Teaching standards agency TSA has said the information should be provided to students as soon as possible after the prescription has been filled.

However, students should still be given the option to check if they are having a problem with ibuprolfen before asking a question.

Teachers should not ask students if they have a doctor Note-taking is not the same as asking a student if they need a doctor to help with their medication.

If you are asking a child to do something without their consent, that could be considered as child abuse.

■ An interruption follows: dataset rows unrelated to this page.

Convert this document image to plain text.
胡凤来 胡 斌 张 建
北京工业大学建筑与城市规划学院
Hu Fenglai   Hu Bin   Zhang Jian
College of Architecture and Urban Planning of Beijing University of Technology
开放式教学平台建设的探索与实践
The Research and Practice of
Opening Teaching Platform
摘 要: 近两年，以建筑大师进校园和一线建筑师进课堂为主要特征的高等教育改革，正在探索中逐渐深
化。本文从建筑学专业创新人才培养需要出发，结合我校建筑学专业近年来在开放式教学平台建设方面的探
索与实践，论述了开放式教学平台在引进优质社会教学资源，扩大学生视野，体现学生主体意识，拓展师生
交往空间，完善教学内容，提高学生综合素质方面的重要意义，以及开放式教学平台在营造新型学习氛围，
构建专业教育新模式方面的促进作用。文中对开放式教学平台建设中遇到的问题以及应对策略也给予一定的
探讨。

“Children are not adults and there’s no way that the school could give them a prescription, they could be told that they need to consult a doctor,” said Teresa Hirst, Head of Teaching and Development at TSA.

The British Medical Association has said there is no legal right to ask students about a medication’s effect on their health.

“Teachers should ask children about any health issues they may be having and they should not be asked about the effects of drugs or medical devices, such as a drug called ibamprofen,” said a spokesperson.

In most cases, parents can give their children information about the effect of medication on their child.

But if you are having difficulty understanding what the teacher is asking or if you think you might not have the information to give, you can also call a parent to ask the teacher a question or to give your child the prescription.

“The best way to give an answer is by giving a parent or teacher the opportunity to do so,” said Ms Hirst.

Parents should also ask the student about what the medication does to them, and to tell them how they can get a second opinion.